The expression of the integral operator as a function in code is contrary to that with how people usually think about functions and code.
The only language I know that properly manages to represent integrals as code is Wolfram Mathematica by using rich rewrite systems.
That is Integrate(f,a,b) is not code but a data structure to be interpreted by an external (and customizable) integration context that defines numerical types, algorithms, lazyness, etc.
From the links I know of Wolfram Mathematica and lisp this could well be what you meant, but it is quite different from giving a single integration algorithm.
Proof assistants do something similar btw, they also encode mathematical expressions as (often recursive) data types and then prove things about those definitions.
edit: to be fair though, the LISP implementation proposed to use the Risch algorithm, which actually does give you symbolic antiderivatives.

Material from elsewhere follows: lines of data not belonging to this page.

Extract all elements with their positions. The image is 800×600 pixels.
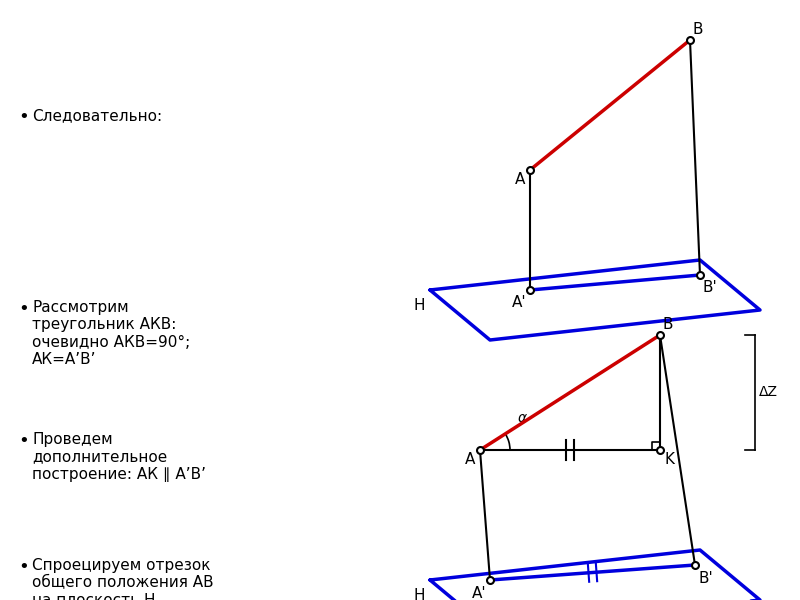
- Text: α: α: [518, 411, 527, 425]
- Text: A': A': [511, 295, 526, 310]
- Text: K: K: [664, 452, 674, 467]
- Text: H: H: [414, 298, 425, 313]
- Text: A': A': [471, 586, 486, 600]
- Text: ΔZ: ΔZ: [759, 385, 778, 400]
- Text: Следовательно:: Следовательно:: [32, 108, 162, 123]
- Text: Спроецируем отрезок
общего положения АВ
на плоскость Н.: Спроецируем отрезок общего положения АВ …: [32, 558, 214, 600]
- Text: Проведем
дополнительное
построение: АК ∥ А’В’: Проведем дополнительное построение: АК ∥…: [32, 432, 206, 482]
- Text: B: B: [693, 22, 703, 37]
- Text: •: •: [18, 108, 29, 126]
- Text: H: H: [414, 588, 425, 600]
- Text: B': B': [703, 280, 718, 295]
- Text: Рассмотрим
треугольник АКВ:
очевидно АКВ=90°;
АК=А’В’: Рассмотрим треугольник АКВ: очевидно АКВ…: [32, 300, 190, 367]
- Text: B: B: [663, 317, 674, 332]
- Text: •: •: [18, 300, 29, 318]
- Text: A: A: [465, 452, 475, 467]
- Text: •: •: [18, 432, 29, 450]
- Text: •: •: [18, 558, 29, 576]
- Text: A: A: [514, 172, 525, 187]
- Text: B': B': [698, 571, 713, 586]
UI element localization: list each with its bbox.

So that wouldn't be a valid critique of the implementation. There more salient points are a) that the Risch algorithm only works for a certain class of functions (those that have an elementary antiderivative) and b) that by not separating the definition of an integral from its evaluation, you're not able to manipulate it directly as an expression or to evaluate it via different methods (e.g. symbolic vs. numerical methods).
Just think about inputting $complicatedIntegral - $complicatedIntegral. This is clearly zero, but if your integral is "just a function", you're not able to see that and will spend an unreasonable amount of time computing it (twice, even), or worse, will fail to produce a result.
I was mostly referring to this. Mathematica is simply my only experience with this kind of approach.